The agent's shot is high and to the left, appearing as a blue dot on the projection screen. The simulated encounter is over, and Ricardo Gonzalez wipes sweat from his forehead. "I did not want to underestimate her," the trainee tells the superviser administering the test.
At the Federal Law Enforcement Training Center (FLETC) in Artesia, N.M., 200 miles from the border with Mexico, newly minted border patrol agents take their final exam on the use of lethal force. It's a part of border security that has lately been a bone of contention between agents in the field and top managers, especially now that border violence is on the rise and US agents are at greater risk of coming under attack.
"A lot of agents on the border right now feel a heightened sense of anxiety because of the increase in violence," says David Shirk, director of the Trans-Border Institute at the University of San Diego. They "are encountering heavily armed and very dangerous criminals. and they may be a little more trigger-happy."
At the center of the storm over use of force are two border patrol agents in west Texas who, in January, began serving prison time for shooting and wounding a drug smuggler as he fled toward Mexico and then covering up evidence. Their case has become a cause célèbre for ardent proponents of a border crackdown, conservative bloggers, and some lawmakers in Congress – there was even a petition to the White House to prevent the agents' incarceration.

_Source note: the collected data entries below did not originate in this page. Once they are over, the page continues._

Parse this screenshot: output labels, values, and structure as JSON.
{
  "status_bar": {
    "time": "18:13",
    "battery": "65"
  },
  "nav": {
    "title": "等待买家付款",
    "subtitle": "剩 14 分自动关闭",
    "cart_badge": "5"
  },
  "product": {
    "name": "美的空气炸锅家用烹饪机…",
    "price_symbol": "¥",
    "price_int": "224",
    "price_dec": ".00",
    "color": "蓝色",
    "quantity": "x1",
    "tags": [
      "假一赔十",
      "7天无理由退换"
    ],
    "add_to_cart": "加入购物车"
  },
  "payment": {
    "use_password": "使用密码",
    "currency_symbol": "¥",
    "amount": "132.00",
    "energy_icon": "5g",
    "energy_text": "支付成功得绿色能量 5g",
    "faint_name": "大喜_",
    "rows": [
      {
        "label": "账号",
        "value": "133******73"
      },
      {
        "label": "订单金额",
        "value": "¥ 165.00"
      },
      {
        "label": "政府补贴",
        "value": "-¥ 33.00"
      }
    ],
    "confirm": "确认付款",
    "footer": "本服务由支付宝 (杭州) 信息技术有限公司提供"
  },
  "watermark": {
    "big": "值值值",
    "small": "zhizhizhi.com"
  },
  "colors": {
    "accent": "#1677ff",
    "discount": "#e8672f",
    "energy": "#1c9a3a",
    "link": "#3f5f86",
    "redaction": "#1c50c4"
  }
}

But for field agents, the case goes deeper, chilling both their willingness to use deadly force and their morale, says T.J. Bonner, president of the National Border Patrol Council, the union that represents 11,000 nonsupervisory personnel at the agency. A more recent case of a border patrol agent in Arizona, charged in April with the first-degree murder of a Mexican national, has the potential to intensify agents' misgivings, he says.
The union leader, an agent based in San Diego, explained in a recent phone interview the rank-and-file's main concern: " 'If I fire at this guy, am I going to have the backing of the guys above me?' That split second can mean the difference between life and death."

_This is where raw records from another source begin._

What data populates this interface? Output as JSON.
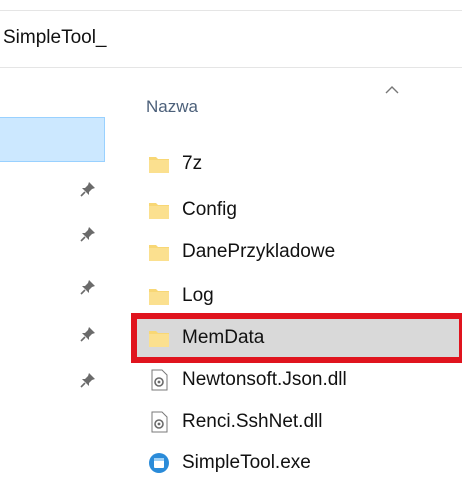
{
  "address": {
    "path": "SimpleTool_"
  },
  "columns": {
    "name_header": "Nazwa"
  },
  "files": [
    {
      "name": "7z",
      "type": "folder"
    },
    {
      "name": "Config",
      "type": "folder"
    },
    {
      "name": "DanePrzykladowe",
      "type": "folder"
    },
    {
      "name": "Log",
      "type": "folder"
    },
    {
      "name": "MemData",
      "type": "folder",
      "selected": true
    },
    {
      "name": "Newtonsoft.Json.dll",
      "type": "dll"
    },
    {
      "name": "Renci.SshNet.dll",
      "type": "dll"
    },
    {
      "name": "SimpleTool.exe",
      "type": "exe"
    }
  ],
  "colors": {
    "folder": "#f8d775",
    "highlight_border": "#e0141e",
    "selection_bg": "#d9d9d9",
    "nav_selected": "#cce8ff"
  }
}
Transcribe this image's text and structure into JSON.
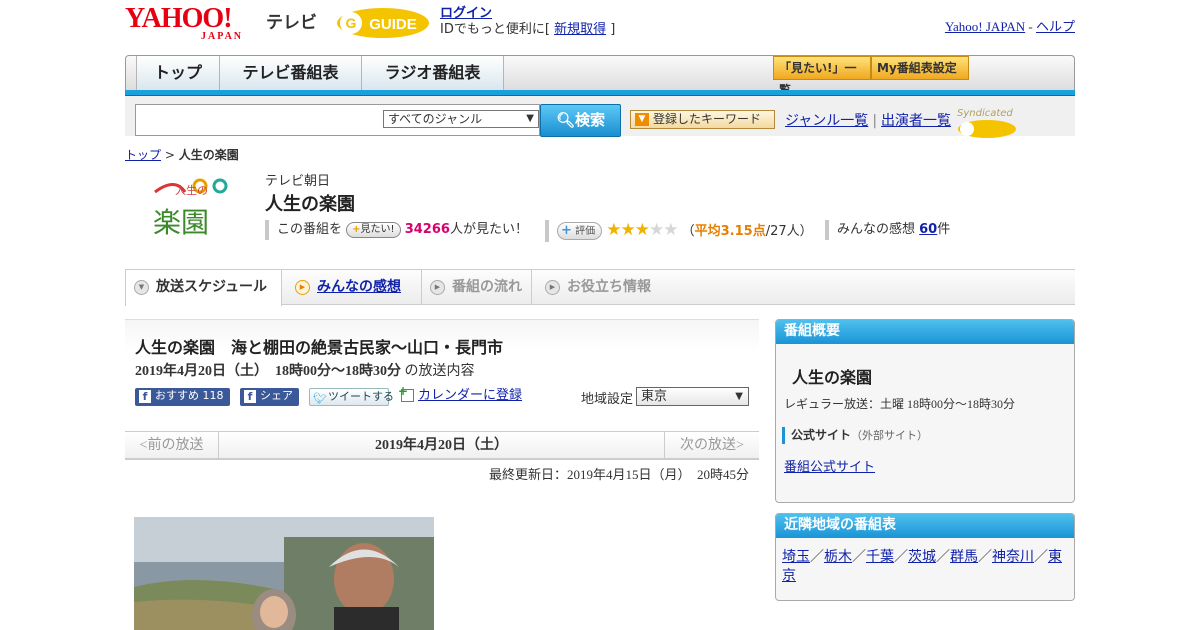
{
  "header": {
    "yahoo_logo": "YAHOO!",
    "yahoo_sub": "JAPAN",
    "tv_label": "テレビ",
    "gguide_logo": "GUIDE",
    "login_link": "ログイン",
    "login_desc_pre": "IDでもっと便利に[ ",
    "register_link": "新規取得",
    "login_desc_post": " ]",
    "yahoo_japan_link": "Yahoo! JAPAN",
    "sep": " - ",
    "help_link": "ヘルプ"
  },
  "nav": {
    "tabs": [
      "トップ",
      "テレビ番組表",
      "ラジオ番組表"
    ],
    "mitai_list": "「見たい!」一覧",
    "my_schedule": "My番組表設定"
  },
  "search": {
    "genre_selected": "すべてのジャンル",
    "button": "検索",
    "keyword_button": "登録したキーワード",
    "genre_list": "ジャンル一覧",
    "performer_list": "出演者一覧",
    "syndicated": "Syndicated"
  },
  "breadcrumb": {
    "top": "トップ",
    "sep": " > ",
    "current": "人生の楽園"
  },
  "program": {
    "logo_text_1": "人生の",
    "logo_text_2": "楽園",
    "station": "テレビ朝日",
    "title": "人生の楽園",
    "mitai_pre": "この番組を",
    "mitai_btn": "見たい!",
    "mitai_count": "34266",
    "mitai_post": "人が見たい！",
    "rating_btn": "評価",
    "rating_value": 3.15,
    "avg_pre": "（",
    "avg_text": "平均3.15点",
    "avg_post": "/27人）",
    "kanso_pre": "みんなの感想 ",
    "kanso_count": "60",
    "kanso_post": "件"
  },
  "subtabs": [
    "放送スケジュール",
    "みんなの感想",
    "番組の流れ",
    "お役立ち情報"
  ],
  "episode": {
    "title": "人生の楽園　海と棚田の絶景古民家～山口・長門市",
    "date_bold": "2019年4月20日（土）　18時00分～18時30分",
    "date_post": "の放送内容",
    "fb_recommend": "おすすめ 118",
    "fb_share": "シェア",
    "tweet": "ツイートする",
    "calendar": "カレンダーに登録",
    "region_label": "地域設定",
    "region_value": "東京",
    "prev": "<前の放送",
    "current_date": "2019年4月20日（土）",
    "next": "次の放送>",
    "updated": "最終更新日：2019年4月15日（月）　20時45分"
  },
  "sidebar": {
    "overview_header": "番組概要",
    "program_name": "人生の楽園",
    "regular": "レギュラー放送：土曜 18時00分～18時30分",
    "official_label": "公式サイト",
    "official_note": "（外部サイト）",
    "official_link": "番組公式サイト",
    "nearby_header": "近隣地域の番組表",
    "regions": [
      "埼玉",
      "栃木",
      "千葉",
      "茨城",
      "群馬",
      "神奈川",
      "東京"
    ],
    "region_sep": "／"
  },
  "colors": {
    "accent_blue": "#1aa0dc",
    "link": "#1122aa",
    "pink": "#d6006e",
    "star": "#f0b400",
    "yahoo_red": "#e60012"
  }
}
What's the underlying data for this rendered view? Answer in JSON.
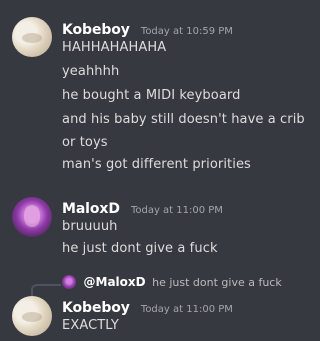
{
  "messages": [
    {
      "author": "Kobeboy",
      "timestamp": "Today at 10:59 PM",
      "lines": [
        "HAHHAHAHAHA",
        "yeahhhh",
        "he bought a MIDI keyboard",
        "and his baby still doesn't have a crib",
        "or toys",
        "man's got different priorities"
      ]
    },
    {
      "author": "MaloxD",
      "timestamp": "Today at 11:00 PM",
      "lines": [
        "bruuuuh",
        "he just dont give a fuck"
      ]
    },
    {
      "author": "Kobeboy",
      "timestamp": "Today at 11:00 PM",
      "reply": {
        "mention": "@MaloxD",
        "text": "he just dont give a fuck"
      },
      "lines": [
        "EXACTLY"
      ]
    }
  ]
}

Agents are now more likely to avoid situations in which they might have to use deadly force, adds Mr. Bonner. "There's a very real fear about going the extra mile. That's a clear sentiment."
Agents' discontent coincides with agency efforts to add 6,000 personnel to the border patrol – and also with a spike in assaults on agents along parts of the border.

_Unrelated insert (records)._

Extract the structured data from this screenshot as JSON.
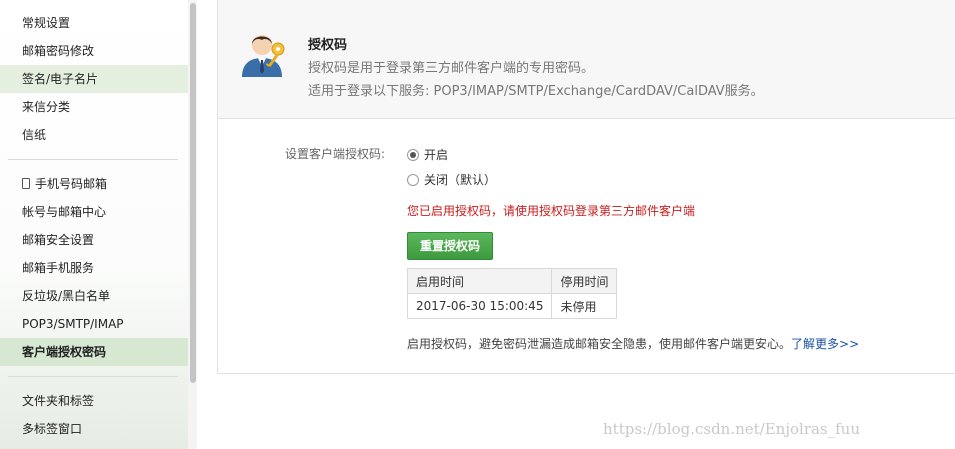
{
  "sidebar": {
    "group1": [
      {
        "label": "常规设置"
      },
      {
        "label": "邮箱密码修改"
      },
      {
        "label": "签名/电子名片"
      },
      {
        "label": "来信分类"
      },
      {
        "label": "信纸"
      }
    ],
    "group2": [
      {
        "label": "手机号码邮箱"
      },
      {
        "label": "帐号与邮箱中心"
      },
      {
        "label": "邮箱安全设置"
      },
      {
        "label": "邮箱手机服务"
      },
      {
        "label": "反垃圾/黑白名单"
      },
      {
        "label": "POP3/SMTP/IMAP"
      },
      {
        "label": "客户端授权密码"
      }
    ],
    "group3": [
      {
        "label": "文件夹和标签"
      },
      {
        "label": "多标签窗口"
      }
    ]
  },
  "header": {
    "title": "授权码",
    "desc1": "授权码是用于登录第三方邮件客户端的专用密码。",
    "desc2": "适用于登录以下服务: POP3/IMAP/SMTP/Exchange/CardDAV/CalDAV服务。"
  },
  "form": {
    "label": "设置客户端授权码:",
    "option_on": "开启",
    "option_off": "关闭（默认）",
    "selected": "on",
    "warning": "您已启用授权码，请使用授权码登录第三方邮件客户端",
    "reset_button": "重置授权码"
  },
  "table": {
    "headers": [
      "启用时间",
      "停用时间"
    ],
    "rows": [
      [
        "2017-06-30 15:00:45",
        "未停用"
      ]
    ]
  },
  "footer": {
    "note": "启用授权码，避免密码泄漏造成邮箱安全隐患，使用邮件客户端更安心。",
    "link": "了解更多>>"
  },
  "watermark": "https://blog.csdn.net/Enjolras_fuu",
  "colors": {
    "accent_green": "#4cae4c",
    "warning_red": "#c81c1c",
    "link_blue": "#1a52a3"
  }
}
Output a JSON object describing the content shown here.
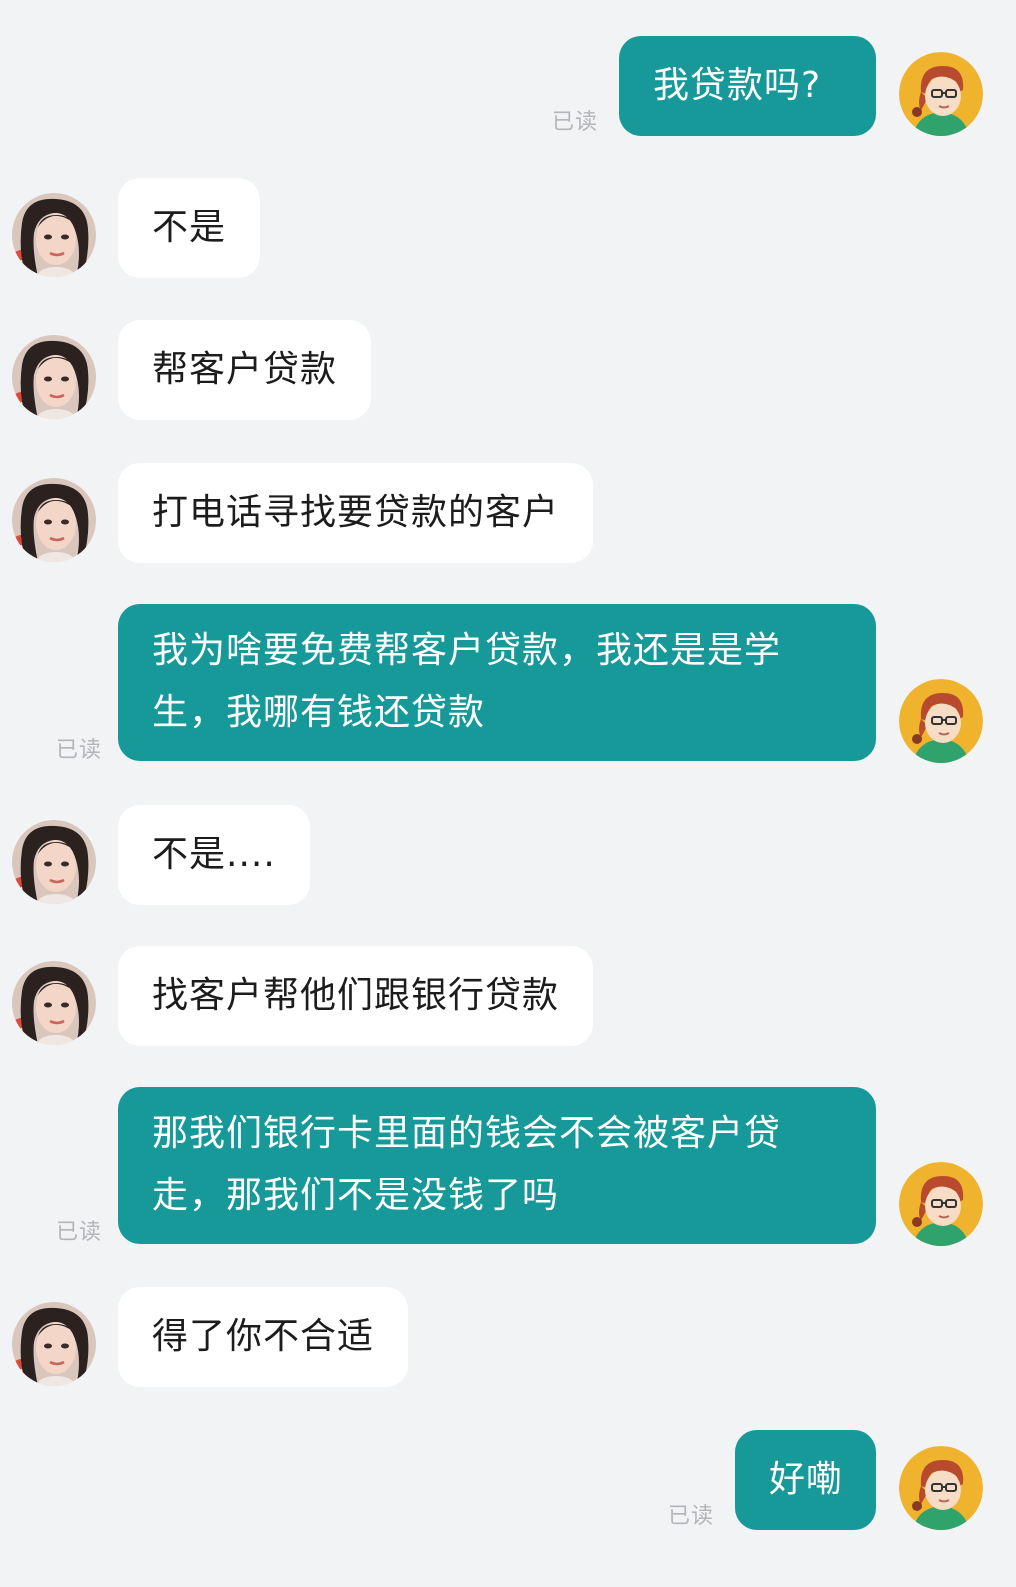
{
  "read_label": "已读",
  "messages": [
    {
      "sender": "me",
      "text": "我贷款吗?",
      "read": true
    },
    {
      "sender": "other",
      "text": "不是"
    },
    {
      "sender": "other",
      "text": "帮客户贷款"
    },
    {
      "sender": "other",
      "text": "打电话寻找要贷款的客户"
    },
    {
      "sender": "me",
      "text": "我为啥要免费帮客户贷款，我还是是学生，我哪有钱还贷款",
      "read": true
    },
    {
      "sender": "other",
      "text": "不是...."
    },
    {
      "sender": "other",
      "text": "找客户帮他们跟银行贷款"
    },
    {
      "sender": "me",
      "text": "那我们银行卡里面的钱会不会被客户贷走，那我们不是没钱了吗",
      "read": true
    },
    {
      "sender": "other",
      "text": "得了你不合适"
    },
    {
      "sender": "me",
      "text": "好嘞",
      "read": true
    }
  ],
  "colors": {
    "background": "#f2f3f5",
    "my_bubble": "#17999a",
    "their_bubble": "#ffffff",
    "read_text": "#b3b5b9"
  },
  "icons": {
    "my_avatar": "cartoon-avatar-glasses-icon",
    "their_avatar": "contact-photo-avatar"
  }
}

Nationwide, attacks on agents since October rose 3 percent over the same period a year earlier. But in the Yuma sector in western Arizona, a hotbed of smuggling activity, they've jumped 56 percent. Officials say the new level of violence is proof that the border patrol's beefed-up presence – a pillar of the Bush administration's plan to secure the border – is making smugglers more desperate.
In this context, Bonner says, morale among field agents has been deteriorating – and that the case of the jailed agents, José Compean and Ignacio Ramos, is a "big factor." In February – after the two began serving 12- and 11-year sentences, respectively – the union leadership unanimously voted "no confidence" in border patrol chief David Aguilar, the first such resolution in the union's 42-year history. In listing its grievances, the union cited the Ramos and Compean case, faulting the agency and government for "believing the perjured allegations of criminals over the sworn testimony of innocent border patrol agents." The union's position is that the agents were guilty of "administrative missteps," not a crime.